Da Sir Thomas Maitland sich einen neuen prachtvollen Palast hatte erbauen lassen, so wurde das in der Citadelle gelegene alte Gouvernementsgebäude der Universität überlassen. Die Studirenden haben ihre Wohnungen nicht in dem Gebäude, sondern in der Stadt.

Die Kleidung ist für alle Studirenden gleich, und nirgends existiren jene demüthigenden Unterscheidungen wie in Oxford und Cambridge; der Adeliche wird wie der Bürgerliche, der Reiche wie der Arme behandelt.
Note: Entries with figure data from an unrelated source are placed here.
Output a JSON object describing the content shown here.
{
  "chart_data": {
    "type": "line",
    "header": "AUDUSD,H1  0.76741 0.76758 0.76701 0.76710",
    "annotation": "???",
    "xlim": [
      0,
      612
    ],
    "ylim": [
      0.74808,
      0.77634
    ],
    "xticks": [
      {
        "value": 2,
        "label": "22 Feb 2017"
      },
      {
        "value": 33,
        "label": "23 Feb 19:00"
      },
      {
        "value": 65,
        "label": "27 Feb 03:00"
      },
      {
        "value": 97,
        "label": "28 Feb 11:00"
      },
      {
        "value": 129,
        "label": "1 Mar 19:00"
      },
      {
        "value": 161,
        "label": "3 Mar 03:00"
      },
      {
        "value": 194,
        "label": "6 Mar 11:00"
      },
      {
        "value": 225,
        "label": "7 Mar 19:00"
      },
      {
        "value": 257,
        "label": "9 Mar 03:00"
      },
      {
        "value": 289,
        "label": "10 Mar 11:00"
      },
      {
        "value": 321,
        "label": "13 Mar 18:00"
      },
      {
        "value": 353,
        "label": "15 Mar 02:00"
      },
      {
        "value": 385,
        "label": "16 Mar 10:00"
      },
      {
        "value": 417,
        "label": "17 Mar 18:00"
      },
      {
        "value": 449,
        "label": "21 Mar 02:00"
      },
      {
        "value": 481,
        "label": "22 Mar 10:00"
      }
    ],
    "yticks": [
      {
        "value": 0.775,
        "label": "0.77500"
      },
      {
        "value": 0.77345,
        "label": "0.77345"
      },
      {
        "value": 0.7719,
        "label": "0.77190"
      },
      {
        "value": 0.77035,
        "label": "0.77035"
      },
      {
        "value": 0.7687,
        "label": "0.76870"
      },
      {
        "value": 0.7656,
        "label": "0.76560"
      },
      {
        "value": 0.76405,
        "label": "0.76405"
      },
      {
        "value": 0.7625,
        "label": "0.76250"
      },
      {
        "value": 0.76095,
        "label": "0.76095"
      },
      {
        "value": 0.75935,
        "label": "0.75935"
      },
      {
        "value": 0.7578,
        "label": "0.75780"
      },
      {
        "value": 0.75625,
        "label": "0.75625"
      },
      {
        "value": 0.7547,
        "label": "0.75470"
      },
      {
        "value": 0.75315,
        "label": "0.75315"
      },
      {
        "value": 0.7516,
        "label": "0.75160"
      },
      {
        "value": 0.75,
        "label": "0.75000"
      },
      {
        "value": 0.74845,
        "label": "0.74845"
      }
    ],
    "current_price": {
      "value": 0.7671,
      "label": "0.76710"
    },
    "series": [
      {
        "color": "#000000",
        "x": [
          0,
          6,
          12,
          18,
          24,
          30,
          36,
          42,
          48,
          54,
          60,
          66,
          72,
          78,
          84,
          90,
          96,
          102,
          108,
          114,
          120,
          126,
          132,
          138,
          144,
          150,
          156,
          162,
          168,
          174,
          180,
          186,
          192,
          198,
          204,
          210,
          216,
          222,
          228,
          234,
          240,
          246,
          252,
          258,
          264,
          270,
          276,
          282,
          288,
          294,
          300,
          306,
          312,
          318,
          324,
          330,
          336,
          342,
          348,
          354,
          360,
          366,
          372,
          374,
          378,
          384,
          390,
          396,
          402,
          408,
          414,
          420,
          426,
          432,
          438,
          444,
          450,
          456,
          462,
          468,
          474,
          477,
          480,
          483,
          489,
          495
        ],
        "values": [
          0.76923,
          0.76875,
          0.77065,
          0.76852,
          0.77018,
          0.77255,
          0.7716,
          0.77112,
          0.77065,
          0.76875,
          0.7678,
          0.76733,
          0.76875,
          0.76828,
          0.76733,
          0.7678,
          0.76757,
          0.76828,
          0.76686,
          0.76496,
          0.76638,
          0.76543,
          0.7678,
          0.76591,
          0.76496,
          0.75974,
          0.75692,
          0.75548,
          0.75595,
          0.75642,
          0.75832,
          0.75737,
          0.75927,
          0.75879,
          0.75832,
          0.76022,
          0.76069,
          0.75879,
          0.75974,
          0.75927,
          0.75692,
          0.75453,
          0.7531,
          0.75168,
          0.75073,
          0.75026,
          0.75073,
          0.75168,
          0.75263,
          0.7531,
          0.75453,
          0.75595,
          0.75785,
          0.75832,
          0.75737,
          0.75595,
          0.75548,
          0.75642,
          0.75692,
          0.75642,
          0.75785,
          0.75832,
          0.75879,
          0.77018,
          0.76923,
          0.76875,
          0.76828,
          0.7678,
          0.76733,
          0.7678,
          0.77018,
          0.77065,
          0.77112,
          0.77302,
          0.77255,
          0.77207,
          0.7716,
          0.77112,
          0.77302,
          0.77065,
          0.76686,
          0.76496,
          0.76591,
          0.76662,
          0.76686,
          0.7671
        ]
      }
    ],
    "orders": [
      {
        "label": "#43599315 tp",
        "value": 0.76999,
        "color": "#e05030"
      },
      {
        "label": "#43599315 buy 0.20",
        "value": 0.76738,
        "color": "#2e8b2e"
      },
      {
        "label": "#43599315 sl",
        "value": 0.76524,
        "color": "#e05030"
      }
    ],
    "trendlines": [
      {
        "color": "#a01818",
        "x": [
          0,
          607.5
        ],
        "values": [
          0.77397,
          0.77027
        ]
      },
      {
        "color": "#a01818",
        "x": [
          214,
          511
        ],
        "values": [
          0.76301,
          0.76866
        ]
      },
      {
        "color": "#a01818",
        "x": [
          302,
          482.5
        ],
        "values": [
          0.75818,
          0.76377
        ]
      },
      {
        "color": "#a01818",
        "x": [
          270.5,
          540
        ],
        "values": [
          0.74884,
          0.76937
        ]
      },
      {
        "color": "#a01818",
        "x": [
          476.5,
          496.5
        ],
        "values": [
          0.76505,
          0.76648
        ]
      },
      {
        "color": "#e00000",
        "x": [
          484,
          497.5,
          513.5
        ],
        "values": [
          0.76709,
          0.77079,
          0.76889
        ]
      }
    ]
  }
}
Die Professoren der Universität halten täglich jeder Eine Vorlesung, und empfangen etwa 140 Gulden monatlich. Im Englischen wird unentgeldlicher Unterricht ertheilt. Die Ausgaben eines Philologos (Studirenden) beschränken sich auf die nothwendigen Lebensbedürfnisse, und selbst in dieser Hinsicht wacht die Universität darüber, daß keine Verschwendung Platz greife. Der Preis eines Mittagessens darf 20 Obolen (20 Sols), und an Festtägen 25 bis 30 nicht übersteigen. Der ganze Kosten der Pension und des Unterrichts beträgt etwa 40 Pfd. Sterling (480 fl.) jährlich.
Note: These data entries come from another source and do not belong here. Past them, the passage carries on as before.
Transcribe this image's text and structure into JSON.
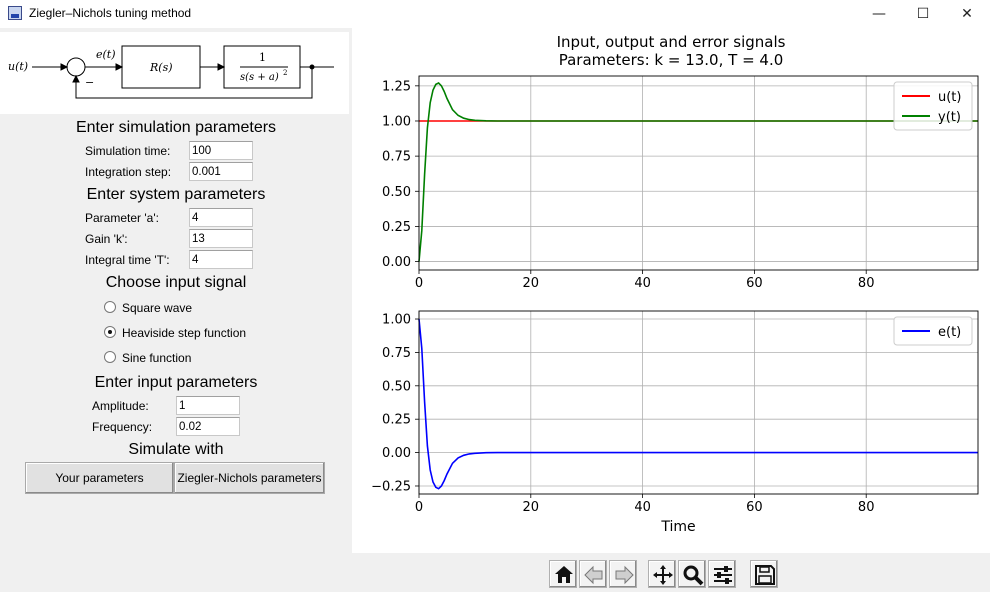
{
  "window": {
    "title": "Ziegler–Nichols tuning method",
    "minimize_glyph": "—",
    "maximize_glyph": "☐",
    "close_glyph": "✕",
    "icon": "app-icon"
  },
  "diagram": {
    "input_label": "u(t)",
    "error_label": "e(t)",
    "controller_label": "R(s)",
    "plant_numerator": "1",
    "plant_denominator": "s(s + a)",
    "plant_exponent": "2",
    "feedback_sign": "−"
  },
  "simulation": {
    "heading": "Enter simulation parameters",
    "time_label": "Simulation time:",
    "time_value": "100",
    "step_label": "Integration step:",
    "step_value": "0.001"
  },
  "system": {
    "heading": "Enter system parameters",
    "a_label": "Parameter 'a':",
    "a_value": "4",
    "k_label": "Gain 'k':",
    "k_value": "13",
    "T_label": "Integral time 'T':",
    "T_value": "4"
  },
  "input_signal": {
    "heading": "Choose input signal",
    "options": [
      {
        "label": "Square wave",
        "selected": false
      },
      {
        "label": "Heaviside step function",
        "selected": true
      },
      {
        "label": "Sine function",
        "selected": false
      }
    ]
  },
  "input_params": {
    "heading": "Enter input parameters",
    "amplitude_label": "Amplitude:",
    "amplitude_value": "1",
    "frequency_label": "Frequency:",
    "frequency_value": "0.02"
  },
  "simulate": {
    "heading": "Simulate with",
    "your_button": "Your parameters",
    "zn_button": "Ziegler-Nichols parameters"
  },
  "chart_data": [
    {
      "type": "line",
      "title": "Input, output and error signals",
      "subtitle": "Parameters: k = 13.0, T = 4.0",
      "xlim": [
        0,
        100
      ],
      "ylim": [
        -0.06,
        1.32
      ],
      "xticks": [
        0,
        20,
        40,
        60,
        80
      ],
      "yticks": [
        0.0,
        0.25,
        0.5,
        0.75,
        1.0,
        1.25
      ],
      "xtick_labels": [
        "0",
        "20",
        "40",
        "60",
        "80"
      ],
      "ytick_labels": [
        "0.00",
        "0.25",
        "0.50",
        "0.75",
        "1.00",
        "1.25"
      ],
      "grid": true,
      "legend_position": "top-right",
      "series": [
        {
          "name": "u(t)",
          "color": "#ff0000",
          "x": [
            0,
            100
          ],
          "y": [
            1.0,
            1.0
          ]
        },
        {
          "name": "y(t)",
          "color": "#008000",
          "x": [
            0,
            0.5,
            1,
            1.5,
            2,
            2.5,
            3,
            3.5,
            4,
            4.5,
            5,
            6,
            7,
            8,
            9,
            10,
            12,
            14,
            20,
            40,
            60,
            80,
            100
          ],
          "y": [
            0,
            0.22,
            0.62,
            0.95,
            1.13,
            1.22,
            1.26,
            1.27,
            1.25,
            1.21,
            1.16,
            1.08,
            1.04,
            1.02,
            1.01,
            1.005,
            1.001,
            1.0,
            1.0,
            1.0,
            1.0,
            1.0,
            1.0
          ]
        }
      ]
    },
    {
      "type": "line",
      "xlabel": "Time",
      "xlim": [
        0,
        100
      ],
      "ylim": [
        -0.31,
        1.06
      ],
      "xticks": [
        0,
        20,
        40,
        60,
        80
      ],
      "yticks": [
        -0.25,
        0.0,
        0.25,
        0.5,
        0.75,
        1.0
      ],
      "xtick_labels": [
        "0",
        "20",
        "40",
        "60",
        "80"
      ],
      "ytick_labels": [
        "−0.25",
        "0.00",
        "0.25",
        "0.50",
        "0.75",
        "1.00"
      ],
      "grid": true,
      "legend_position": "top-right",
      "series": [
        {
          "name": "e(t)",
          "color": "#0000ff",
          "x": [
            0,
            0.5,
            1,
            1.5,
            2,
            2.5,
            3,
            3.5,
            4,
            4.5,
            5,
            6,
            7,
            8,
            9,
            10,
            12,
            14,
            20,
            40,
            60,
            80,
            100
          ],
          "y": [
            1.0,
            0.78,
            0.38,
            0.05,
            -0.13,
            -0.22,
            -0.26,
            -0.27,
            -0.25,
            -0.21,
            -0.16,
            -0.08,
            -0.04,
            -0.02,
            -0.01,
            -0.005,
            -0.001,
            0.0,
            0.0,
            0.0,
            0.0,
            0.0,
            0.0
          ]
        }
      ]
    }
  ],
  "toolbar": {
    "buttons": [
      "home-icon",
      "back-icon",
      "forward-icon",
      "pan-icon",
      "zoom-icon",
      "configure-subplots-icon",
      "save-icon"
    ]
  }
}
Die Zahl der Studirenden hat seit der Eröffnung der Universität rasch zugenommen. Im ersten Jahre waren es nur 47, im zweiten 87, in der Mitte des Jahre 1826 aber bereits 211. Von diesen hatte Corfu 80 gesandt, Cephalonia 28, Ithaka 2, Zante 11, Paros 4, Santa Maura 2, Cerigo 2, England 1, und das griechische Festland 63. Diese letztere Zahl beweist, (wenn man die unglückliche Lage Griechenlands und die strenge Quarantaine von 25 Tagen mit in Betracht zieht) welche Achtung sich die junge Universität bereits daselbst erworben hat.
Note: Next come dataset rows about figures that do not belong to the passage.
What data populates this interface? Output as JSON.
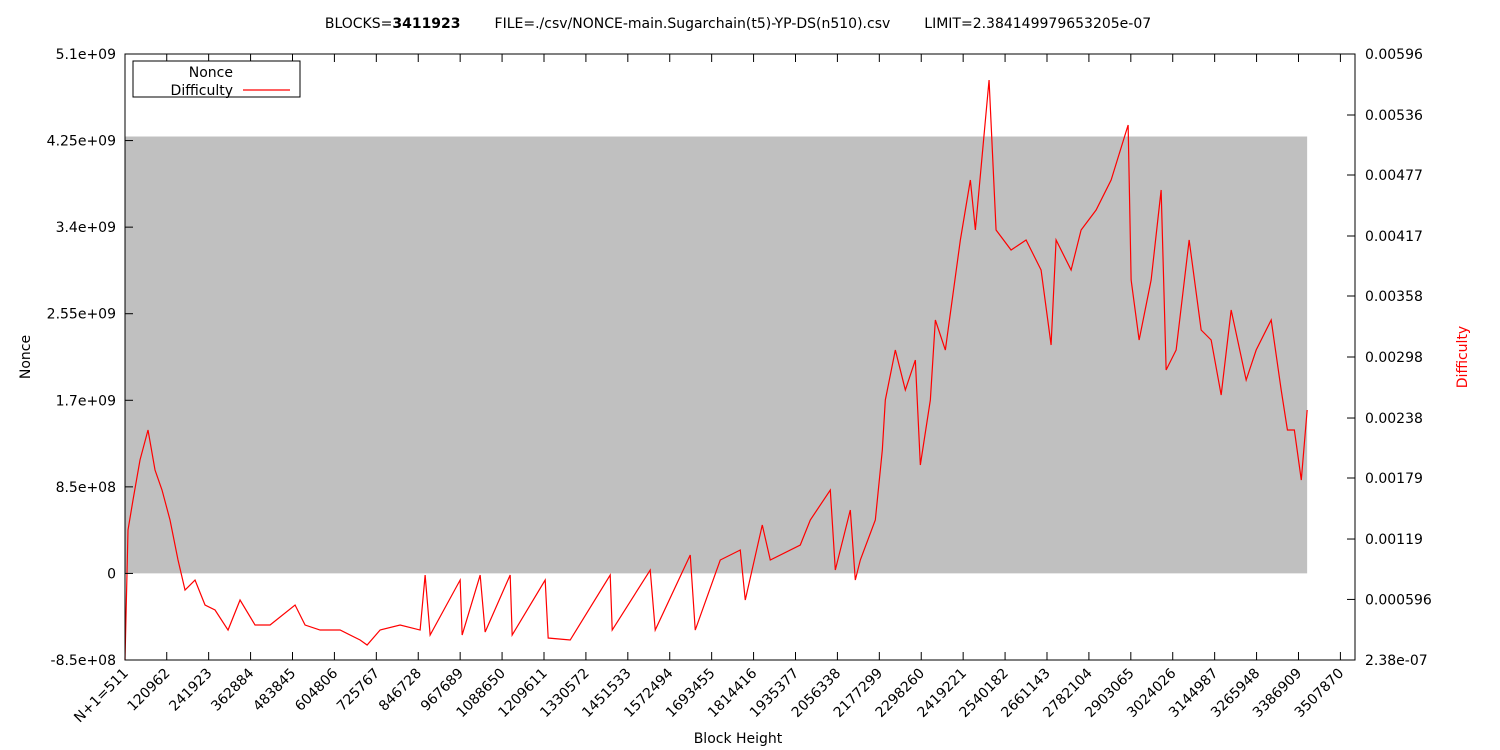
{
  "chart_data": {
    "type": "line",
    "title": [
      "BLOCKS=",
      "3411923",
      "FILE=./csv/NONCE-main.Sugarchain(t5)-YP-DS(n510).csv",
      "LIMIT=2.384149979653205e-07"
    ],
    "xlabel": "Block Height",
    "ylabel": "Nonce",
    "y2label": "Difficulty",
    "legend": "top left",
    "xlim": [
      511,
      3550000
    ],
    "xticks": [
      {
        "value": 511,
        "label": "N+1=511"
      },
      120962,
      241923,
      362884,
      483845,
      604806,
      725767,
      846728,
      967689,
      1088650,
      1209611,
      1330572,
      1451533,
      1572494,
      1693455,
      1814416,
      1935377,
      2056338,
      2177299,
      2298260,
      2419221,
      2540182,
      2661143,
      2782104,
      2903065,
      3024026,
      3144987,
      3265948,
      3386909,
      3507870
    ],
    "ylim": [
      -850000000,
      5100000000
    ],
    "yticks": [
      {
        "value": -850000000,
        "label": "-8.5e+08"
      },
      0,
      {
        "value": 850000000,
        "label": "8.5e+08"
      },
      {
        "value": 1700000000,
        "label": "1.7e+09"
      },
      {
        "value": 2550000000,
        "label": "2.55e+09"
      },
      {
        "value": 3400000000,
        "label": "3.4e+09"
      },
      {
        "value": 4250000000,
        "label": "4.25e+09"
      },
      {
        "value": 5100000000,
        "label": "5.1e+09"
      }
    ],
    "y2lim": [
      2.38e-07,
      0.00596
    ],
    "y2ticks": [
      {
        "value": 2.38e-07,
        "label": "2.38e-07"
      },
      0.000596,
      0.00119,
      0.00179,
      0.00238,
      0.00298,
      0.00358,
      0.00417,
      0.00477,
      0.00536,
      0.00596
    ],
    "series": [
      {
        "name": "Nonce",
        "type": "band",
        "color": "#c0c0c0",
        "x": [
          511,
          3411923
        ],
        "low": [
          0,
          0
        ],
        "high": [
          4290000000,
          4290000000
        ]
      },
      {
        "name": "Difficulty",
        "type": "line",
        "color": "#ff0000",
        "axis": "y2",
        "x": [
          511,
          9172,
          23607,
          43816,
          66912,
          87121,
          107330,
          130426,
          153522,
          173731,
          202601,
          231471,
          260341,
          297872,
          332516,
          375821,
          419126,
          491301,
          520171,
          563476,
          621216,
          678956,
          699165,
          736696,
          794436,
          852176,
          866611,
          881046,
          967656,
          973430,
          1025396,
          1039831,
          1112006,
          1117780,
          1213051,
          1221712,
          1285226,
          1400706,
          1406480,
          1516186,
          1530621,
          1631666,
          1646101,
          1718276,
          1776016,
          1790451,
          1839530,
          1862626,
          1949236,
          1978106,
          2035846,
          2050281,
          2093586,
          2108021,
          2122456,
          2165761,
          2185970,
          2194631,
          2223501,
          2252371,
          2281241,
          2295676,
          2324546,
          2338981,
          2367851,
          2411156,
          2440026,
          2454461,
          2493992,
          2514201,
          2557506,
          2600811,
          2644116,
          2672986,
          2687421,
          2730726,
          2759596,
          2802901,
          2846206,
          2895285,
          2903946,
          2927042,
          2961686,
          2990556,
          3004991,
          3033861,
          3071392,
          3106036,
          3134906,
          3163776,
          3192646,
          3235951,
          3264821,
          3308126,
          3336996,
          3355000,
          3375000,
          3395000,
          3411923
        ],
        "values": [
          2.38e-07,
          0.0012786,
          0.0015736,
          0.001967,
          0.0022621,
          0.0018687,
          0.001672,
          0.0013769,
          0.0009835,
          0.00068845,
          0.0007868,
          0.00054093,
          0.00049175,
          0.00029505,
          0.0005901,
          0.00034423,
          0.00034423,
          0.00054093,
          0.00034423,
          0.00029505,
          0.00029505,
          0.0001967,
          0.00014753,
          0.00029505,
          0.00034423,
          0.00029505,
          0.00083598,
          0.00024588,
          0.0007868,
          0.00024588,
          0.00083598,
          0.00027538,
          0.00083598,
          0.00024588,
          0.0007868,
          0.00021637,
          0.0001967,
          0.00083598,
          0.00029505,
          0.00088515,
          0.00029505,
          0.0010327,
          0.00029505,
          0.0009835,
          0.0010819,
          0.0005901,
          0.0013277,
          0.0009835,
          0.001131,
          0.0013769,
          0.001672,
          0.00088515,
          0.0014753,
          0.0007868,
          0.0009835,
          0.0013769,
          0.0020654,
          0.0025571,
          0.0030489,
          0.0026555,
          0.0029505,
          0.0019178,
          0.0025571,
          0.003344,
          0.0030489,
          0.0041307,
          0.0047208,
          0.0042291,
          0.0057043,
          0.0042291,
          0.0040324,
          0.0041307,
          0.0038357,
          0.003098,
          0.0041307,
          0.0038357,
          0.0042291,
          0.0044258,
          0.0047208,
          0.0052617,
          0.0037373,
          0.0031472,
          0.0037373,
          0.0046225,
          0.0028522,
          0.0030489,
          0.0041307,
          0.0032456,
          0.0031472,
          0.0026063,
          0.0034423,
          0.0027538,
          0.0030489,
          0.003344,
          0.0026555,
          0.0022621,
          0.0022621,
          0.0017703,
          0.0024588
        ]
      }
    ]
  }
}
Auch die Vorbereitungsschule ist sehr besucht. Die Zahl der Schüler übersteigt bereits die der Studirenden. Um ein Philologos zu werden, muß der Schüler das 14te Jahr erreicht haben, und ein strenges Examen im Griechischen, Lateinischen, der Religionslehre und der Arithmetik bestehen. Nach drei Jahren findet ein neues Examen für den Grad des Baccalaureus statt, bei welcher Gelegenheit der Archimandrit der griechischen Kirche mit gegenwärtig ist.

Nach Verfluß einer bestimmten Zeit erlangt der Baccalaureus die Magisterwürde. Alle diese Grade aber sind zu Erlangung gewisser Aemter, namentlich der geistlichen, unumgänglich nothwendig.

Die Costüme der Universität – der Professoren, wie der Studirenden – wurden nach antiken Mustern gewählt, und nur nach den veränderten Ansichten unsrer Zeit über Zweckmäßigkeit und Anstand etwas modifizirt.


  1. Ionian Islands, letters of a english Voyager. London 1827.
  2. Bekanntlich ist der edle Carl of Guilford vor kurzem verstorben.